Are dietary supplements safe? Ask a consumer, manufacturer, distributor, researcher or physician, and most likely there will be five different answers.
- The consumer assumes FDA is monitoring the safety of these products.
- The manufacturer assumes the ingredient supplier has done the necessary tests.
- The distributor assumes the manufacturer has done the same.
- The researcher assumes no tests have been done and sends all products out for independent analysis.
- The physician thinks the products are no more than placebos and are assumed safe.
In general, the use of dietary supplements in the United States has been regarded as safe, thanks to a number of factors. Supplements are used for minor medical conditions, which get better on their own over time, or for maintaining the health of a mostly healthy population. Special demographic groups, like children, the elderly and those with serious diseases, are not the primary consumers of these products; and those who regularly consume dietary supplements are less likely to have a serious medical condition.
Nonetheless, adverse reactions from dietary supplement use can occur for many reasons.

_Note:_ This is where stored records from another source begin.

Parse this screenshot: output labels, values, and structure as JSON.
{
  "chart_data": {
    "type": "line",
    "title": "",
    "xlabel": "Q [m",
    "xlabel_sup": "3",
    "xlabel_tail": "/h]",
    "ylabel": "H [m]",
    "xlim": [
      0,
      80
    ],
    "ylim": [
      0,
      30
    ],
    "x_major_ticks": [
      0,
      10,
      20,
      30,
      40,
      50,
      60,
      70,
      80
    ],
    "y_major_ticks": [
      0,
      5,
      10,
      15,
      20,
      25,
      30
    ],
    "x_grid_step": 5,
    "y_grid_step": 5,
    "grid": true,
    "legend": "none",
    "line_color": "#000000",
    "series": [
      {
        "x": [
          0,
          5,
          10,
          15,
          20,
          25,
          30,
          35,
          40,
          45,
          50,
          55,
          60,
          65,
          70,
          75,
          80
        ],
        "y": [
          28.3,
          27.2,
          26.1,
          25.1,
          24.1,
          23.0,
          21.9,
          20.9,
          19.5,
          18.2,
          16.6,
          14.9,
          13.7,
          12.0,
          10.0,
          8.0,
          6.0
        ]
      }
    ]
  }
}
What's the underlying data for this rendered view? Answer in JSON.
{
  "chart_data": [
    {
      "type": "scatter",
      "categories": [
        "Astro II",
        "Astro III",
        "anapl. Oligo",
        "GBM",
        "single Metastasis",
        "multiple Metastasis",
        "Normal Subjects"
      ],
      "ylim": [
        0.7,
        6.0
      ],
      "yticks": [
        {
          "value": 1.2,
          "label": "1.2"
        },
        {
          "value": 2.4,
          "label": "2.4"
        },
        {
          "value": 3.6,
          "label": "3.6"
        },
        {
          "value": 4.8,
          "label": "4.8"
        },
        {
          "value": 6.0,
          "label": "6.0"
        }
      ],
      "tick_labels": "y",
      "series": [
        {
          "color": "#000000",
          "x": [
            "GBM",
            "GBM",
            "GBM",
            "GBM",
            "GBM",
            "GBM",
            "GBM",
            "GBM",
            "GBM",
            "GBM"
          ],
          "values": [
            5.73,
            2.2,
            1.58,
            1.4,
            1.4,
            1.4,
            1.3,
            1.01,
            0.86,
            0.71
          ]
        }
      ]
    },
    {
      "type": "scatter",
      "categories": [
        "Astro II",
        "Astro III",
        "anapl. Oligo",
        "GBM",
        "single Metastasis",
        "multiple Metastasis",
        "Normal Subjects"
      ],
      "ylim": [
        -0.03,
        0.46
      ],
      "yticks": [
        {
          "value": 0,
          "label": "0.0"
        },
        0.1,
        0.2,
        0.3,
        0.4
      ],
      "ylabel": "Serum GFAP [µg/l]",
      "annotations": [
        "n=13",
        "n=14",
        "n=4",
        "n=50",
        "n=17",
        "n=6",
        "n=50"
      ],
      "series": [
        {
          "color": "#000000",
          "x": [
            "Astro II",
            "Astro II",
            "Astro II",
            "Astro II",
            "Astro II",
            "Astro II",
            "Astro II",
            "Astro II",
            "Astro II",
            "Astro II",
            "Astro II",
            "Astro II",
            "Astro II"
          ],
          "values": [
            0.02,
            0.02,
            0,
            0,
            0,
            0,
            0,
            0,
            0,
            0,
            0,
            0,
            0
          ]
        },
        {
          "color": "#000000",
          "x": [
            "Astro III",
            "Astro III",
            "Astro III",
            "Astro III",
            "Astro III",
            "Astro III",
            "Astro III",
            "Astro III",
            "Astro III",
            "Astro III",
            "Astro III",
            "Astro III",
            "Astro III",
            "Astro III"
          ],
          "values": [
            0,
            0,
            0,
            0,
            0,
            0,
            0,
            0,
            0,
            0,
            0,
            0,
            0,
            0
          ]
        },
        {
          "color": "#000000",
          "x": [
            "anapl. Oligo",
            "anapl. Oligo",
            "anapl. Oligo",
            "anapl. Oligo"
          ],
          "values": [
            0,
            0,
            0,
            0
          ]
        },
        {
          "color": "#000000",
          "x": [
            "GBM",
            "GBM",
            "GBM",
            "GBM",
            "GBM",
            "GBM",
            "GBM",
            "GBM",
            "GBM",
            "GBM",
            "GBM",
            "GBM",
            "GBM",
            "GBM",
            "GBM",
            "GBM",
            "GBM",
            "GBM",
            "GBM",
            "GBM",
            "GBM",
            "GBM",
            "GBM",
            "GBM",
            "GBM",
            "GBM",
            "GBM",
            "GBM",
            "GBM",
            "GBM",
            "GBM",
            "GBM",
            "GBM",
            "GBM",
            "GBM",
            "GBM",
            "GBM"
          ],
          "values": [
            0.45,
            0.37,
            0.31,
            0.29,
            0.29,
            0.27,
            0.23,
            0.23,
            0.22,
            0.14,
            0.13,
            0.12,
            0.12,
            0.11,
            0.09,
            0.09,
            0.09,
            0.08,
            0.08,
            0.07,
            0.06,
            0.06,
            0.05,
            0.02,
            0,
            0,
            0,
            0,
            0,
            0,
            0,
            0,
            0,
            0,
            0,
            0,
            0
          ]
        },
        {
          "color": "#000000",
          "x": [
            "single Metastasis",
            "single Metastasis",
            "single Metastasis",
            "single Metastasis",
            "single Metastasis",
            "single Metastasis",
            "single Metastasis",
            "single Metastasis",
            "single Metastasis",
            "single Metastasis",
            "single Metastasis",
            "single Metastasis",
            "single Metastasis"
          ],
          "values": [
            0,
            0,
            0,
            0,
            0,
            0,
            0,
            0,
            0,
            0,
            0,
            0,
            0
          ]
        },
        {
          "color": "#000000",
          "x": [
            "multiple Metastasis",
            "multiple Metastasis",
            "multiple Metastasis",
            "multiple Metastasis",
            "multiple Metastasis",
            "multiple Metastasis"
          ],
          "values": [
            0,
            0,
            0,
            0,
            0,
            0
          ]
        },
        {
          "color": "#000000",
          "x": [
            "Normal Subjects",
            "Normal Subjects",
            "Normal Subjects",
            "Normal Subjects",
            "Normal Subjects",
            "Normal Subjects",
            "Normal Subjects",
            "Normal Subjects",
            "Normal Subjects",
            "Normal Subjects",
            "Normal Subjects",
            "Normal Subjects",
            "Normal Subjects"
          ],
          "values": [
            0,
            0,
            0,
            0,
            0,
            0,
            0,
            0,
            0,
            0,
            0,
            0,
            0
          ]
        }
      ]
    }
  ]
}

The product can be adulterated, contaminated or substituted. There is the possibility of ingredient toxicity; the product can have pharmacological effects; it can interact with other drugs or supplements; or may be abused.
Most safety data comes from historical use, case reports, clinical trials and pharmacovigilance (adverse event reporting systems). Dietary supplements, however, have much less data available than pharmaceutical products. Fewer published case reports and clinical trials are available, and, more importantly, pharmacovigilance has only recently become an option for supplement safety.
The need for such data has become necessary, and meaningful interpretation of this data is critical. One must be able to determine biological plausibility, incidence, prevalence, relative risk, cost, population, confounding factors and whether the suspected product was viewed and/or tested. The wrong determination can be enough “evidence” to tarnish an ingredient’s reputation, as occurred with kava kava and black cohosh.